1.      Jesus responds that the only sign they will get is the sign of Jonah.

2.      Jonah who spent three days in the belly of the whale; three days in the belly of death.

                                    3. For Jonah to return to God, he has to be transformed by those three days. 
           
                        4.  .  Notice the connection between Jonah's experience and Christ's crucifixion and being in the tomb three days before being resurrected.

b.   Jesus is transformed in his suffering; Jesus invites us into that transformation.

            1. Instead of God removing suffering from us, God comes in Christ to share in our suffering (31). 
            2. “God's love, which Jesus wants to make us see, is shown to us by his becoming a partner and companion in our suffering, thus enabling us to turn it into a way of liberation” (31).

            3. Nouwen notes the paradox that even as he has wondered why God allows poverty and suffering, that Nouwen has discovered that “the victims of poverty and oppression are often more deeply convinced of  God 's love than we middle-class Europeans [I think we American Presbyterians in Troy would fit Nouwen's profile as well]” (33).

c. Nouwen again takes the truth we discover in Christ and pushes it to become a challenge for how Christ's disciples extend themselves into the world.

                        1.  When we come to see Jesus as the compassionate God, we will begin to our own life as on in which we want to express that divine compassion (34)

                        2.  Nouwen gives the example of a real friend who chooses to stand with their friend in need, rather than telling them what they should do (33).
           
            2.  I am reminded of a story from our own Presbyterian heritage that Marj Carpenter tells about Presbyterian missionaries in Korea.   

One of the primary tasks of the missionaries was to take care of leprosy patients.  When the army of occupation tried “walk the leprosy victims into the sea by moving them from the center of Korea to the south, Dr.

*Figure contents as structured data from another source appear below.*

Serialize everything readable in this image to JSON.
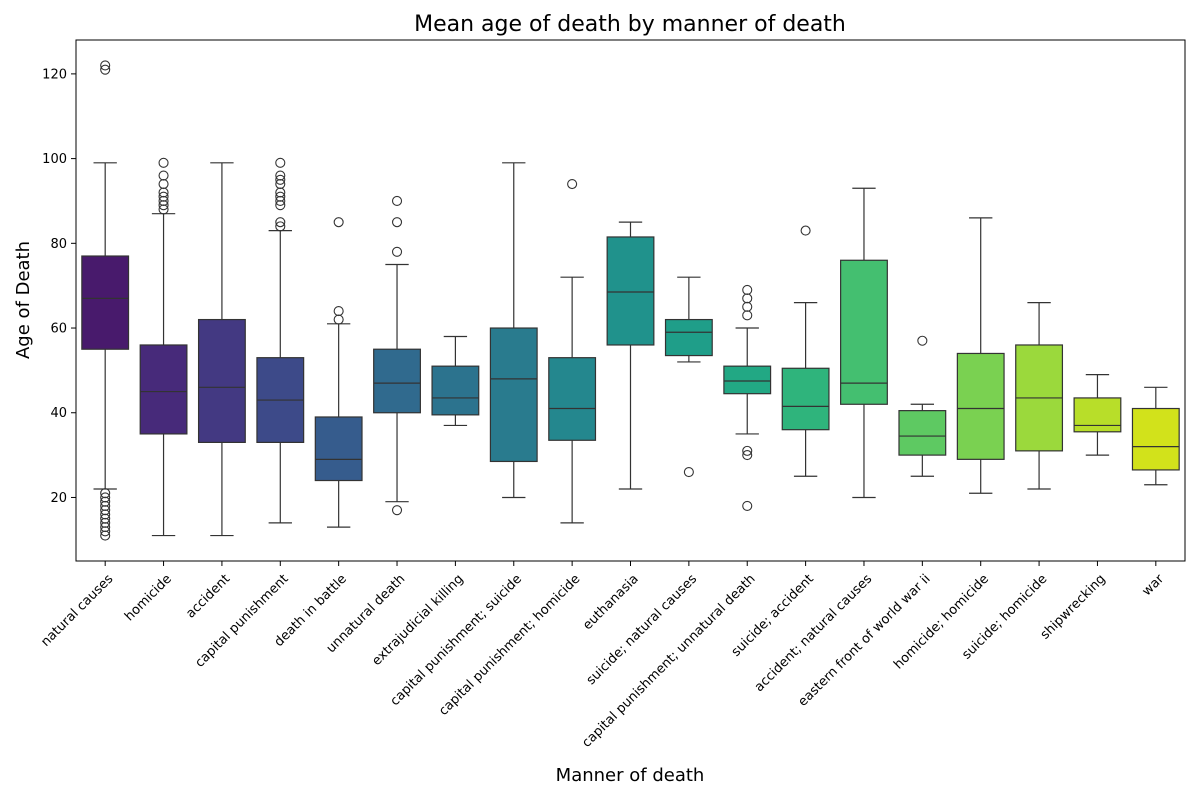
{
  "chart_data": {
    "type": "box",
    "title": "Mean age of death by manner of death",
    "xlabel": "Manner of death",
    "ylabel": "Age of Death",
    "ylim": [
      5,
      128
    ],
    "yticks": [
      20,
      40,
      60,
      80,
      100,
      120
    ],
    "grid": false,
    "legend": "none",
    "colormap": "viridis",
    "categories": [
      "natural causes",
      "homicide",
      "accident",
      "capital punishment",
      "death in battle",
      "unnatural death",
      "extrajudicial killing",
      "capital punishment; suicide",
      "capital punishment; homicide",
      "euthanasia",
      "suicide; natural causes",
      "capital punishment; unnatural death",
      "suicide; accident",
      "accident; natural causes",
      "eastern front of world war ii",
      "homicide; homicide",
      "suicide; homicide",
      "shipwrecking",
      "war"
    ],
    "boxes": [
      {
        "category": "natural causes",
        "whislo": 22,
        "q1": 55,
        "med": 67,
        "q3": 77,
        "whishi": 99,
        "fliers": [
          11,
          12,
          13,
          14,
          15,
          16,
          17,
          18,
          19,
          20,
          21,
          121,
          122
        ],
        "color": "#481a6c"
      },
      {
        "category": "homicide",
        "whislo": 11,
        "q1": 35,
        "med": 45,
        "q3": 56,
        "whishi": 87,
        "fliers": [
          88,
          89,
          90,
          91,
          92,
          94,
          96,
          99
        ],
        "color": "#472a7a"
      },
      {
        "category": "accident",
        "whislo": 11,
        "q1": 33,
        "med": 46,
        "q3": 62,
        "whishi": 99,
        "fliers": [],
        "color": "#433982"
      },
      {
        "category": "capital punishment",
        "whislo": 14,
        "q1": 33,
        "med": 43,
        "q3": 53,
        "whishi": 83,
        "fliers": [
          84,
          85,
          89,
          90,
          91,
          92,
          94,
          95,
          96,
          99
        ],
        "color": "#3d4a89"
      },
      {
        "category": "death in battle",
        "whislo": 13,
        "q1": 24,
        "med": 29,
        "q3": 39,
        "whishi": 61,
        "fliers": [
          62,
          64,
          85
        ],
        "color": "#365c8d"
      },
      {
        "category": "unnatural death",
        "whislo": 19,
        "q1": 40,
        "med": 47,
        "q3": 55,
        "whishi": 75,
        "fliers": [
          17,
          78,
          85,
          90
        ],
        "color": "#306a8e"
      },
      {
        "category": "extrajudicial killing",
        "whislo": 37,
        "q1": 39.5,
        "med": 43.5,
        "q3": 51,
        "whishi": 58,
        "fliers": [],
        "color": "#2c738e"
      },
      {
        "category": "capital punishment; suicide",
        "whislo": 20,
        "q1": 28.5,
        "med": 48,
        "q3": 60,
        "whishi": 99,
        "fliers": [],
        "color": "#297b8e"
      },
      {
        "category": "capital punishment; homicide",
        "whislo": 14,
        "q1": 33.5,
        "med": 41,
        "q3": 53,
        "whishi": 72,
        "fliers": [
          94
        ],
        "color": "#24878e"
      },
      {
        "category": "euthanasia",
        "whislo": 22,
        "q1": 56,
        "med": 68.5,
        "q3": 81.5,
        "whishi": 85,
        "fliers": [],
        "color": "#20928c"
      },
      {
        "category": "suicide; natural causes",
        "whislo": 52,
        "q1": 53.5,
        "med": 59,
        "q3": 62,
        "whishi": 72,
        "fliers": [
          26
        ],
        "color": "#1f9e89"
      },
      {
        "category": "capital punishment; unnatural death",
        "whislo": 35,
        "q1": 44.5,
        "med": 47.5,
        "q3": 51,
        "whishi": 60,
        "fliers": [
          18,
          30,
          31,
          63,
          65,
          67,
          69
        ],
        "color": "#22a884"
      },
      {
        "category": "suicide; accident",
        "whislo": 25,
        "q1": 36,
        "med": 41.5,
        "q3": 50.5,
        "whishi": 66,
        "fliers": [
          83
        ],
        "color": "#2fb47c"
      },
      {
        "category": "accident; natural causes",
        "whislo": 20,
        "q1": 42,
        "med": 47,
        "q3": 76,
        "whishi": 93,
        "fliers": [],
        "color": "#44bf70"
      },
      {
        "category": "eastern front of world war ii",
        "whislo": 25,
        "q1": 30,
        "med": 34.5,
        "q3": 40.5,
        "whishi": 42,
        "fliers": [
          57
        ],
        "color": "#5ec962"
      },
      {
        "category": "homicide; homicide",
        "whislo": 21,
        "q1": 29,
        "med": 41,
        "q3": 54,
        "whishi": 86,
        "fliers": [],
        "color": "#7ad151"
      },
      {
        "category": "suicide; homicide",
        "whislo": 22,
        "q1": 31,
        "med": 43.5,
        "q3": 56,
        "whishi": 66,
        "fliers": [],
        "color": "#9bd93c"
      },
      {
        "category": "shipwrecking",
        "whislo": 30,
        "q1": 35.5,
        "med": 37,
        "q3": 43.5,
        "whishi": 49,
        "fliers": [],
        "color": "#b8de29"
      },
      {
        "category": "war",
        "whislo": 23,
        "q1": 26.5,
        "med": 32,
        "q3": 41,
        "whishi": 46,
        "fliers": [],
        "color": "#d2e21b"
      }
    ]
  }
}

Robert Wilson [one of the missionaries] went with them and carried the. That was at a time when you thought that if you touched leprosy, you got it.  The church bought land in the very southern part of South Korea and put up a leprosarium and the church grew.  Later when leprosy victims could be cured but could not go back into society, we gave them little plots of land where they had gardens, and raised chickens, and built a church out of rocks.”

The Presbyterian Church in Korea has grown tremendously through the years, which leads Carpenter to note:  “When you stand with people when they are persecuted, the church grows every time” (44).

            b.  This is what it means to live the spiritual life – to live for other people “in solidarity with the compassionate Christ.” In that way we achieve true freedom” (34).

Conclusion:  Peter rebukes Jesus:  “You cannot suffer and die.”

Peter will learn that not only will Jesus suffer and die, but Jesus will do so for Peter and with Peter.

Jesus, the compassionate God.

Resources:
Carpenter, Marj.  To the Ends of the Earth: Mission Stories from Around the World. Presbyterian Publishing Corporation, 1995.

Meisler, Stanley.  “A Masterpiece Born of Saint Anthony's Fire,” Smithsonian Magazine, September, 1999.             http://www.stanleymeisler.com/smithsonian/smithsonian-1999-09-grunewald.html



Nouwen, Henri.  Letters to Marc about Jesus:  Living a Spiritual Life in a Material World. HarperOne, 1988.